The head of the Democratic National Committee said Thursday that a recent string of special election victories “really bode well” for the party’s chances in 2012.

Florida Congresswoman Debbie Wasserman Schultz, speaking to reporters at a breakfast hosted by the Christian Science Monitor, pointed to Erie County Clerk Kathy Hochul’s upset win in New York’s 26th congressional district this week, as well as favorable outcomes in Jacksonville’s mayoral contest and a state House district race in New Hampshire.

“All of those elections turned on the hardcore, radical, right-wing agenda that the Republicans have given us a preview of if they were to be given total control of all branches of government,” Wasserman Schultz said.

“The voters have resoundingly rejected those overtures,” the chairwoman added.

Wasserman Schultz called on Republicans to “take the signal” from the election results to sit down with Democrats and negotiate a compromise on Medicare instead of pushing forward with their proposal to convert the program into a voucher system.

“It doesn’t appear that they’re getting that message.

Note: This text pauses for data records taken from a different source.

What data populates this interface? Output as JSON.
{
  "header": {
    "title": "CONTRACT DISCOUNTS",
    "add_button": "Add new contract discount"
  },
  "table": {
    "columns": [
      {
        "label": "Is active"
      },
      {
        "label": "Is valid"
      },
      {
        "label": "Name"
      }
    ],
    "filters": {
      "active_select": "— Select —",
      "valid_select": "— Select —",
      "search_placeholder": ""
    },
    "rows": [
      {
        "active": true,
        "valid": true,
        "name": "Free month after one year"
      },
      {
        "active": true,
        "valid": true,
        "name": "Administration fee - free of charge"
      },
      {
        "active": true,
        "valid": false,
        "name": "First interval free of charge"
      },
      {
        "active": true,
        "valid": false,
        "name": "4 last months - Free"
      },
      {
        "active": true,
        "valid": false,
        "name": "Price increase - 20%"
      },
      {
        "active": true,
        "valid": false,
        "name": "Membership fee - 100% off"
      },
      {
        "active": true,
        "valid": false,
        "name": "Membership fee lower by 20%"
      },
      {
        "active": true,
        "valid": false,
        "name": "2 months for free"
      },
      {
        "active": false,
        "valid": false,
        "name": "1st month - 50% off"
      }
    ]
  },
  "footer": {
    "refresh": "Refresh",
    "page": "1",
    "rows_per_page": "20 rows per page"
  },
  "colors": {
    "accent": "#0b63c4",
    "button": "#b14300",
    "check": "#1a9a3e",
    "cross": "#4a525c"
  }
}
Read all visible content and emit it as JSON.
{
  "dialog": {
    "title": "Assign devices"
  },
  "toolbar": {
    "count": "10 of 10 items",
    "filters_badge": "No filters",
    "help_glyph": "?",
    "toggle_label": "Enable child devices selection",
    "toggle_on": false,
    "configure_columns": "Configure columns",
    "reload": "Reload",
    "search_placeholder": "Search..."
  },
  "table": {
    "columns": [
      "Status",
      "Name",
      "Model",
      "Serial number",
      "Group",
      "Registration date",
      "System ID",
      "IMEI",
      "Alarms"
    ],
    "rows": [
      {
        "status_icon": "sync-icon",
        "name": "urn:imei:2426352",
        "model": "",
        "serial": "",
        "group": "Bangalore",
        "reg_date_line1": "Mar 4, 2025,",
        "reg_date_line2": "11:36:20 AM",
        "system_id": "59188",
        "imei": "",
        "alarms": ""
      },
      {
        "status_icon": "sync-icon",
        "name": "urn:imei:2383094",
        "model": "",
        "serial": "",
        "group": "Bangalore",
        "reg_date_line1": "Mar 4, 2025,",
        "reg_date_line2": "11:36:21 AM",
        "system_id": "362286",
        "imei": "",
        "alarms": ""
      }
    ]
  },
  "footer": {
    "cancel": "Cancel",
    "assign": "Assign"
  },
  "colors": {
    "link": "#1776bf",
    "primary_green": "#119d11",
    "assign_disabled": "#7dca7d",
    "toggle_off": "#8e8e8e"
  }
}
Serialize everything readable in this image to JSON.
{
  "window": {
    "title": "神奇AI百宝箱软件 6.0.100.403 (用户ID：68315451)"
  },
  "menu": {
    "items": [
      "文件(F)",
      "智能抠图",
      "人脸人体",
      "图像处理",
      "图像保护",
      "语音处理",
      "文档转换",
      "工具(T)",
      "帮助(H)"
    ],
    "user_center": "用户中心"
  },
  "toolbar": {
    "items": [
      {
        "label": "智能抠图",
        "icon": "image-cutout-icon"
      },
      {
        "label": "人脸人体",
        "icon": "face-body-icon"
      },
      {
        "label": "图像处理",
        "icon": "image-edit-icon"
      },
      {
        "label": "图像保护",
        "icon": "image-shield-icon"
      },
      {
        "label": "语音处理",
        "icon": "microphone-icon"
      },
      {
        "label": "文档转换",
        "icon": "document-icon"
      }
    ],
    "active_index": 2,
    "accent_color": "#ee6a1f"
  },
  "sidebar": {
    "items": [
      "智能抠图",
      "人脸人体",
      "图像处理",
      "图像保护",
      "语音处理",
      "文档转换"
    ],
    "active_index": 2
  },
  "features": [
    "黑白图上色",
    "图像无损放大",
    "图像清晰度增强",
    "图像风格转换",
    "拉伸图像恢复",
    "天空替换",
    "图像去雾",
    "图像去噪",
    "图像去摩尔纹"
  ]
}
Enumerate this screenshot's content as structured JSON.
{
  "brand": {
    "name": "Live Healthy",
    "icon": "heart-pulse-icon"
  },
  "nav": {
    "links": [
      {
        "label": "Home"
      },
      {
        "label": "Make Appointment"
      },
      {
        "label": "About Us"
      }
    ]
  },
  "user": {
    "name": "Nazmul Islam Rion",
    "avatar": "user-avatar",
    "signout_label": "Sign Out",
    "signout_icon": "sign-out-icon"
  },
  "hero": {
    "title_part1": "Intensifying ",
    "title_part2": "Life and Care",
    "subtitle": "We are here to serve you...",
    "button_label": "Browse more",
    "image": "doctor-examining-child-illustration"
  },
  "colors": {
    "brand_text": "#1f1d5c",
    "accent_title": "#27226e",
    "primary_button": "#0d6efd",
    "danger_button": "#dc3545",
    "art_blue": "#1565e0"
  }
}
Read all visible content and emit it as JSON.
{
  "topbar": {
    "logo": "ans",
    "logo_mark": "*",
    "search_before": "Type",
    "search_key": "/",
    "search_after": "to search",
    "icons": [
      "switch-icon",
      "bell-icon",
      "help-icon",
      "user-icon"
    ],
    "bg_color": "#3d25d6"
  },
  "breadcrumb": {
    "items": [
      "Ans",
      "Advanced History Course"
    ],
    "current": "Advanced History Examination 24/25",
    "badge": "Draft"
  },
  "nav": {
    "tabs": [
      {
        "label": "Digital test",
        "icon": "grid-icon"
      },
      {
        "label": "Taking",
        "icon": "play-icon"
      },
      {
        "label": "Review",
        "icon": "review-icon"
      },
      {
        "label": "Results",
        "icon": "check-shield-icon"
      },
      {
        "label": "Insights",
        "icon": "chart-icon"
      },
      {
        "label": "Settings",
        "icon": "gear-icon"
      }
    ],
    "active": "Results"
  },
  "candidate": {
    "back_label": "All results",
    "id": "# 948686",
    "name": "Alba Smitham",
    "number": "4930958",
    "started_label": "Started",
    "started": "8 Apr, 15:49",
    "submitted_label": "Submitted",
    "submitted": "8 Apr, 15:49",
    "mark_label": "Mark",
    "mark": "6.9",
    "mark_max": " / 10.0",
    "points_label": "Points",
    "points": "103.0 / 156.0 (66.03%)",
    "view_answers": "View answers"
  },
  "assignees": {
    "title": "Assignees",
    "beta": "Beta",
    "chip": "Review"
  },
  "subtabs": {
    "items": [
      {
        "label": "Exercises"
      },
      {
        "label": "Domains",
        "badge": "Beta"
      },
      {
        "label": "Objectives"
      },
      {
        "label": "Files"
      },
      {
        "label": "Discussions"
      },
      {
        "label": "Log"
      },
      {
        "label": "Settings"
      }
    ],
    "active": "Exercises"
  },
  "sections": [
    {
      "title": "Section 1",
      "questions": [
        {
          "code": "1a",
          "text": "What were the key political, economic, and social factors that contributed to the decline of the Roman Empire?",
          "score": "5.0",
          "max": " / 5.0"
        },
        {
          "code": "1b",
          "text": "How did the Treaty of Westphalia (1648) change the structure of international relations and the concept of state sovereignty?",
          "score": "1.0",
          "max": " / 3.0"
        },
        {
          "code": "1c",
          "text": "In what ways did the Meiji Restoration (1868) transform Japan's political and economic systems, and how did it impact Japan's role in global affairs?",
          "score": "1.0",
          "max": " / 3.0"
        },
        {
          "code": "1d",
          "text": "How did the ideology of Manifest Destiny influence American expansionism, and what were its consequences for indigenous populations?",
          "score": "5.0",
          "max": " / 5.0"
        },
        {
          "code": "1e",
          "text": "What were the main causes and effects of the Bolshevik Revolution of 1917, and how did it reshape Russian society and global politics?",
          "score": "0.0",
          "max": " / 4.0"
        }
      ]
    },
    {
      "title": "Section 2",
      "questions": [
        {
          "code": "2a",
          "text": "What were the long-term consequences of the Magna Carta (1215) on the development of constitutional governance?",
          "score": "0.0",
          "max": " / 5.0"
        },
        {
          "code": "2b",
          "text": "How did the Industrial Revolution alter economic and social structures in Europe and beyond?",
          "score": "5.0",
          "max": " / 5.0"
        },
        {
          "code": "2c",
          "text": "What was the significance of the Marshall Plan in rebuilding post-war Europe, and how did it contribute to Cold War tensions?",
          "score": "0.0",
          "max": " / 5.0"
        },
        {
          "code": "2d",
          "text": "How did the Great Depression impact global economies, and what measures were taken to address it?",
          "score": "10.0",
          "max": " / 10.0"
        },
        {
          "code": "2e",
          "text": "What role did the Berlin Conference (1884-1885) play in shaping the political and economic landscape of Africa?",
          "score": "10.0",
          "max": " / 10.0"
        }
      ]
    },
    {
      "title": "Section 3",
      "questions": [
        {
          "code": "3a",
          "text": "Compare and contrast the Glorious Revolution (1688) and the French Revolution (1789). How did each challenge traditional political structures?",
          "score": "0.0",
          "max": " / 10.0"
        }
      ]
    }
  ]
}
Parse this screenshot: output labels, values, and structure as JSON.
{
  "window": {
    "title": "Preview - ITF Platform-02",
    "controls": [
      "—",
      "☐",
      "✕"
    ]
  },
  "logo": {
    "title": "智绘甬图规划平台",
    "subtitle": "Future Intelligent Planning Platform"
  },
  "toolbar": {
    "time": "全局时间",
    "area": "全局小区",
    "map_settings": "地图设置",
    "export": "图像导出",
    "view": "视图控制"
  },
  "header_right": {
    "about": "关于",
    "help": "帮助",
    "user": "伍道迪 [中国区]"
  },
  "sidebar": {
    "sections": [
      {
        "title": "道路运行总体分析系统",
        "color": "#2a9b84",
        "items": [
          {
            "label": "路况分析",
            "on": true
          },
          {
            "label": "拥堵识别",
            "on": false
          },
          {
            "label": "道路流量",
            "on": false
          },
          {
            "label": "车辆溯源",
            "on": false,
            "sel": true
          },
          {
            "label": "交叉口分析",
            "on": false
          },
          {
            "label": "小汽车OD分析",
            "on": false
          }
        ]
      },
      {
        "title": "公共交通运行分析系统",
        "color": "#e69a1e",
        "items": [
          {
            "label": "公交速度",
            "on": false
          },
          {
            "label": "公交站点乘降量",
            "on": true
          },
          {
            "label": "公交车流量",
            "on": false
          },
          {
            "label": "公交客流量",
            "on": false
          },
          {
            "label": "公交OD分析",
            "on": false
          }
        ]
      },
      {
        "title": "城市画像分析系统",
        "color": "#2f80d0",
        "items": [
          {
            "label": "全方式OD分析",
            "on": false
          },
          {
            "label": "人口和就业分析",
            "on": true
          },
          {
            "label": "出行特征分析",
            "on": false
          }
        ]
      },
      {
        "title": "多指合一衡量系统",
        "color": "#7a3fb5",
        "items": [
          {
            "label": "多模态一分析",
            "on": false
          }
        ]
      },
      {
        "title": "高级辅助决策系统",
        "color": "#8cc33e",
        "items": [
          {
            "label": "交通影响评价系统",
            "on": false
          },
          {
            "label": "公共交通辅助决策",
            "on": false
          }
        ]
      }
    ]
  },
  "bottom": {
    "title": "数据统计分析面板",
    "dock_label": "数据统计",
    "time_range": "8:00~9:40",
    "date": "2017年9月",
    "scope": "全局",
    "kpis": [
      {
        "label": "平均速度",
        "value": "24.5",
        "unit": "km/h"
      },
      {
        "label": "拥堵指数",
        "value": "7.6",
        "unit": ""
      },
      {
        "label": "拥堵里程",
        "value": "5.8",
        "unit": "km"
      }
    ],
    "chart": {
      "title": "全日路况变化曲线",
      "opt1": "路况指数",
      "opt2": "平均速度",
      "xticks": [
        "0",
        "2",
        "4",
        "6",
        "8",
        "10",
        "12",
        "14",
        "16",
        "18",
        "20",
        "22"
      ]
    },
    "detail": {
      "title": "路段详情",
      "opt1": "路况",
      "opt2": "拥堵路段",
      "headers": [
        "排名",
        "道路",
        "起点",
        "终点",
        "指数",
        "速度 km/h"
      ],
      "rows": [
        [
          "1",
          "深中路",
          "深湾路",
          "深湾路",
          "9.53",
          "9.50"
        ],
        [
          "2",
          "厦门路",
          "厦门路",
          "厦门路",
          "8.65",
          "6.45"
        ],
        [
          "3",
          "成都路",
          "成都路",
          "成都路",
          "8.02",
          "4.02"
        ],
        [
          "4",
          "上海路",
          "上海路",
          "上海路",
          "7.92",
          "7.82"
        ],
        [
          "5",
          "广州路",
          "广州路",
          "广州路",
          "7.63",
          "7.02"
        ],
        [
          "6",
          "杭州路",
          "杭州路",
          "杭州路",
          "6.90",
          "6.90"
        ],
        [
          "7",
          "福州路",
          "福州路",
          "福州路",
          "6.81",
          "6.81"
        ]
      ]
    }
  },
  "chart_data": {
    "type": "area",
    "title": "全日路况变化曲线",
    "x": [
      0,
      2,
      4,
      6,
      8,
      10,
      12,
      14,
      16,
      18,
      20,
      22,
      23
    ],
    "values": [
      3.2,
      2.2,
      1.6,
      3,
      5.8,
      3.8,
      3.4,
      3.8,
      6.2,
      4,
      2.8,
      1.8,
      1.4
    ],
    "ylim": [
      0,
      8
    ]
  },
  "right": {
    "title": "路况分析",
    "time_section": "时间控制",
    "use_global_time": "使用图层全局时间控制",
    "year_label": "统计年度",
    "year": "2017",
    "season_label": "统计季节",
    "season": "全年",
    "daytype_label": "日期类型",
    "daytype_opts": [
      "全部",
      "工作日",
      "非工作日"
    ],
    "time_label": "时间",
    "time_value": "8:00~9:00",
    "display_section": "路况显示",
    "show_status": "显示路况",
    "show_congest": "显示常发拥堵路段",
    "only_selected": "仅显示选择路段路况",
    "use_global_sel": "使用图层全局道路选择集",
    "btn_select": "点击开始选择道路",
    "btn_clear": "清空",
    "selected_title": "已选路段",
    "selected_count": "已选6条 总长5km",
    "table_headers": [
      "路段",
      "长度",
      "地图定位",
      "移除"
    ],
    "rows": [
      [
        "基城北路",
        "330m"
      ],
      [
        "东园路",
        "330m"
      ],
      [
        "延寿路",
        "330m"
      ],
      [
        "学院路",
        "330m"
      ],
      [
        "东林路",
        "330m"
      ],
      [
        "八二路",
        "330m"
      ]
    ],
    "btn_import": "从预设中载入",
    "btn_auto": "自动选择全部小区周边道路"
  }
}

They seem to be doubling down,” Wasserman Schultz said, noting that 40 Senate Republicans voted Wednesday in favor of the GOP proposal authored by House Budget Committee Chairman Paul Ryan, R-Wis.

The event also delved into foreign policy, with Wasserman Schultz pushing back on the characterization that President Obama’s speech last week — calling for Mideast peace negotiations to be based on 1967 borders for Israel and the Palestinian territories with mutually agreed upon swaps — had damaged his support within the Jewish community.

“To suggest that the president did significant damage to his support in the Jewish community is a gross overstatement,” Wasserman Schultz contended.

The newly-installed DNC chair also touched on presidential politics, hammering some members of the 2012 Republican field for opposing the government’s efforts to rescue domestic auto manufacturers General Motors and Chrysler.

“If it were up to the candidates on the Republican side we would be driving foreign cars. They would have let the automobile industry in America go down the tubes,” Wasserman Schultz said.